Despite its critics, the concept of NACs is gaining traction in the southern-most Etobicoke-Lakeshore ward.
Wendell Brereton, 41, a self-described Christian fundamentalist and pastor of a Regent Park church who is the only candidate not to live in the ward, has pledged to strike community councils if elected.
“It would be the co-operative relationship that city council has to have with the ward,” he said. “I want to bring back intimacy between city hall and citizens. It would be a multi-sector approach, reaching out to residents, as well as BIAs, the non-profit sector, Humber College.”
Further, Brereton said he would recruit other Ward 6 candidates to join the councils.
Second-time Ward 6 candidate Jem Cain is a strong advocate of striking community advisory councils to engage “frustrated and angry” citizens in city decisions on local developments.
“I think at the city instead of a culture of transparency and openness and inclusiveness, there’s a culture of secrecy,” said Cain. “I think it’s aided and abetted from the top and it’s directed from the top. We need to change that.”

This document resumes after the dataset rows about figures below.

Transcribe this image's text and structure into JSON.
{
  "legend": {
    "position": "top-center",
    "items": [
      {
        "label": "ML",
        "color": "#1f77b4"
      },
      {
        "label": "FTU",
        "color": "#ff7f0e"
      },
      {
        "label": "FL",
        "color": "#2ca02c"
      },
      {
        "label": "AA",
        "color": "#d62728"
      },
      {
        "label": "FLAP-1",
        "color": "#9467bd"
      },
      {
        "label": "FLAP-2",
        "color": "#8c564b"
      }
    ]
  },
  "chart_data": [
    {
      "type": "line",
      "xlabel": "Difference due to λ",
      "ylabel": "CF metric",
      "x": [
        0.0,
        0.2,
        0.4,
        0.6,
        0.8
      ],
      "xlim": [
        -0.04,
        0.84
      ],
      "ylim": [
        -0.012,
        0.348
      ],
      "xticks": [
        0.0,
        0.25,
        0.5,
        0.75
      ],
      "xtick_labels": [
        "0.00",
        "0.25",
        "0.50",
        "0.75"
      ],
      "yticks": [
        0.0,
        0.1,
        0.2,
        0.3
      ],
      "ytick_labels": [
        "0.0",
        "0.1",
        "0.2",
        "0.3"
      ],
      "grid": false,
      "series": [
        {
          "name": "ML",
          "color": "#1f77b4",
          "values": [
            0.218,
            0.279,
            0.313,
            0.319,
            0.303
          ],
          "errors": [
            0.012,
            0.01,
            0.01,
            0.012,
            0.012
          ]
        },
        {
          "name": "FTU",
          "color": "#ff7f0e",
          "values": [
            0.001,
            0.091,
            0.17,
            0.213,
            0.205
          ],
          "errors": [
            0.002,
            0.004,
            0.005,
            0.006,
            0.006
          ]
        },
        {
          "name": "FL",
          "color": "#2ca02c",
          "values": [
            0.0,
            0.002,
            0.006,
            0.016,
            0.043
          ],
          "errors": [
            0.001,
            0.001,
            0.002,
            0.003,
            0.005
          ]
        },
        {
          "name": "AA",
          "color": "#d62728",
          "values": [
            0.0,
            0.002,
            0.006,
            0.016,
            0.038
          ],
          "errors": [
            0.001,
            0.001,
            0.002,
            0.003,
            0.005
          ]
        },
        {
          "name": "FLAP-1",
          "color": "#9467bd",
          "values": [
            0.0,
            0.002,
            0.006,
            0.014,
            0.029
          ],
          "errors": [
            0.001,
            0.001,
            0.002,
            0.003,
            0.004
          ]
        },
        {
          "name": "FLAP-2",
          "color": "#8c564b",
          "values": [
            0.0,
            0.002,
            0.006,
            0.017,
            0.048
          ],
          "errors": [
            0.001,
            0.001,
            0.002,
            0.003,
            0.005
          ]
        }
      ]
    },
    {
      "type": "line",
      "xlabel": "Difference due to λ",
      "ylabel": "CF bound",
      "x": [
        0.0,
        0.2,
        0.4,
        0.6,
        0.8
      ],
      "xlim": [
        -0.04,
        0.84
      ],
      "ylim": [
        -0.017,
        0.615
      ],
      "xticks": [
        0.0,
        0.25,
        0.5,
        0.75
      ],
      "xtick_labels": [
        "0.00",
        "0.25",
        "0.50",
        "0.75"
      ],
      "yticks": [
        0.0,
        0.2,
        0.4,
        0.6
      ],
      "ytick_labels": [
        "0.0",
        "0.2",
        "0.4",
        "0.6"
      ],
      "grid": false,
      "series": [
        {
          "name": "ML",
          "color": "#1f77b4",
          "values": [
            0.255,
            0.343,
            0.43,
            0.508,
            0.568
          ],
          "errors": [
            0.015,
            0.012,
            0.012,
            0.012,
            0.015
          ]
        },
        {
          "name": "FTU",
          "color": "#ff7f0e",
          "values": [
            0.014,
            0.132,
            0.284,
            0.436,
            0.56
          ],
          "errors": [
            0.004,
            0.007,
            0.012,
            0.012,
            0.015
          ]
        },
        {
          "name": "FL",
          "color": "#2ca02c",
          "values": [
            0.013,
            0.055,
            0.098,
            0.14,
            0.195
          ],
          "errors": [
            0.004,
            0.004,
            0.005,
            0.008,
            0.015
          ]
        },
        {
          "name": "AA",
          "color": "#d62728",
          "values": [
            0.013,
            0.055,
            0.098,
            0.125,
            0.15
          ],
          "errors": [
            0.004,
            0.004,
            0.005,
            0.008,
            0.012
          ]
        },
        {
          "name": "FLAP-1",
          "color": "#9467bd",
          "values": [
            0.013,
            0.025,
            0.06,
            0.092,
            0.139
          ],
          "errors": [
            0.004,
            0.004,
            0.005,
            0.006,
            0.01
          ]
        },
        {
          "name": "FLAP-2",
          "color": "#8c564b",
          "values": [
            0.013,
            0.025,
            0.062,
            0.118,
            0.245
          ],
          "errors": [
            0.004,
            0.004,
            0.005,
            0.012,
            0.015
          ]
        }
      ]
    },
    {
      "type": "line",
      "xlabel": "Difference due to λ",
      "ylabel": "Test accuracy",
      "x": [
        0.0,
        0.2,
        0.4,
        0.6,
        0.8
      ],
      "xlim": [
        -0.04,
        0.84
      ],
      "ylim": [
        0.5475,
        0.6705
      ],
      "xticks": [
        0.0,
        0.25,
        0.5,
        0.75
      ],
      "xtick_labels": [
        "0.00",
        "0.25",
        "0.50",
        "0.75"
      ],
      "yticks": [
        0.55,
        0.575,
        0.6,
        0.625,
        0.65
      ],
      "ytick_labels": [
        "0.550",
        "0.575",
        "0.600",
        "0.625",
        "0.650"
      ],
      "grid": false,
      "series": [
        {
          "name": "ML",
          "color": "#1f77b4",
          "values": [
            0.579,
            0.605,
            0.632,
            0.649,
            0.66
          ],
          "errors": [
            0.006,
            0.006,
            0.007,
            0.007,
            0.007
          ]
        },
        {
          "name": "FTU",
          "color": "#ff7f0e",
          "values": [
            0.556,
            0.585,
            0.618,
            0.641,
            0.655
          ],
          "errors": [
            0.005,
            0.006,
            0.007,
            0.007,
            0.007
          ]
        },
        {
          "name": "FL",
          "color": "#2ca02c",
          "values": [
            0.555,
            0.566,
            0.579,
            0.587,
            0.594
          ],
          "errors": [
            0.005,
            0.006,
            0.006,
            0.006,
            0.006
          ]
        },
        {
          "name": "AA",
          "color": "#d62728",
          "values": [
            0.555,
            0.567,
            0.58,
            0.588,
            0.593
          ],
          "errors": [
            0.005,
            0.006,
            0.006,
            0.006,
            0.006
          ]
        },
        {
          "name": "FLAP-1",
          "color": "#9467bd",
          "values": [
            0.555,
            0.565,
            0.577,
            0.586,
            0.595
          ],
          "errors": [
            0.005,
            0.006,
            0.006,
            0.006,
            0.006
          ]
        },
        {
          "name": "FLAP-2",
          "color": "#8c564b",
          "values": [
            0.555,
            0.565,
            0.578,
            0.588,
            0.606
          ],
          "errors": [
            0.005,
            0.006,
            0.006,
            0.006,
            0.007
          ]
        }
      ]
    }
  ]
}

‘Decide and defend’ is how Cain, 51, described the city’s consultation approach.
“(City staff) come to a public consultation and say, ‘We’re here to take your input,’ and as the evening wears on you realize the decision has already been made,” said Cain, who worked for a networking company for the past decade.

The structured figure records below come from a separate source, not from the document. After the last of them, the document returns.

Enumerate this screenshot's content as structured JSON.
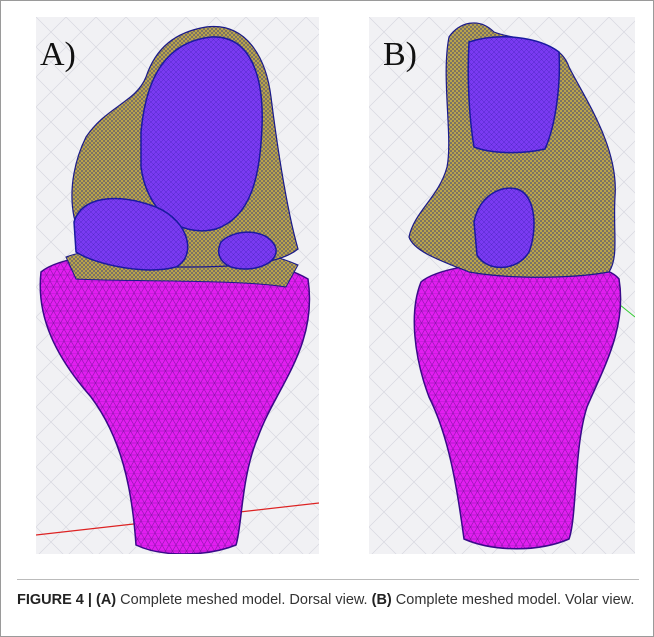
{
  "figure": {
    "panels": [
      {
        "label": "A)"
      },
      {
        "label": "B)"
      }
    ]
  },
  "caption": {
    "figure_label": "FIGURE 4 |",
    "a_label": "(A)",
    "a_text": "Complete meshed model. Dorsal view.",
    "b_label": "(B)",
    "b_text": "Complete meshed model. Volar view."
  }
}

“You just never get any follow-up or accountability. Often at the city, you have to follow-up yourself again and again.”
Cain has not publicly endorsed a mayoral candidate.
Incumbent Mark Grimes, also a lifelong resident of the ward, did not respond to The Guardian’s request for an interview for this article.
First-time candidate Michael Laxer is also a fan of community advisory boards to engage citizens in civic democracy.
“There is a problem with civic engagement. It’s clear in the staggeringly low voter turnout and the disconnect people feel with city hall,” said Laxer, a decade-long resident and business owner of a used book store on Lake Shore Boulevard West.
“You can see it in this election. There’s a palpable anger out there towards the ‘establishment.’ I disagree with that anger’s target, but I understand the anger.”
Laxer, 39, is also strongly in favour of term limits for city councillors. He has publicly endorsed Joe Pantalone for mayor.
Terry Smith agreed with LAMP’s Ford that civic engagement is on residents’ minds.
The 29-year New Toronto resident argued in support of the councillor opening a local constituency office. Smith also favours the striking of a local community board, like those in New York, “is really, really important for regular communication between the councillor and residents.”
“Absolutely, people feel they don’t have any say at city hall,” said Smith. “It’s too big, too unwieldy. A local office where you could walk in, talk with staff and the councillor, look at developments on maps on the wall, open afternoons a couple of days a week. It’s face-to-face access and an advisory board would be a big asset.”
Return candidate David Searle, 46, is skeptical about an act of civic engagement like setting up a constituency office until costs are accessed. But he said he does advocate NACs.
“That’s a sound initiative,” said Searle, who works in automotive sales and marketing. “Having people on the front lines, bring people together from different sectors, working together to find the solutions of the day. But I’d have to look at the cost.”
Like Brereton, Searle has endorsed Ford for mayor.
Cecilia Luu did not respond to any Guardian requests for information or for an interview for this article.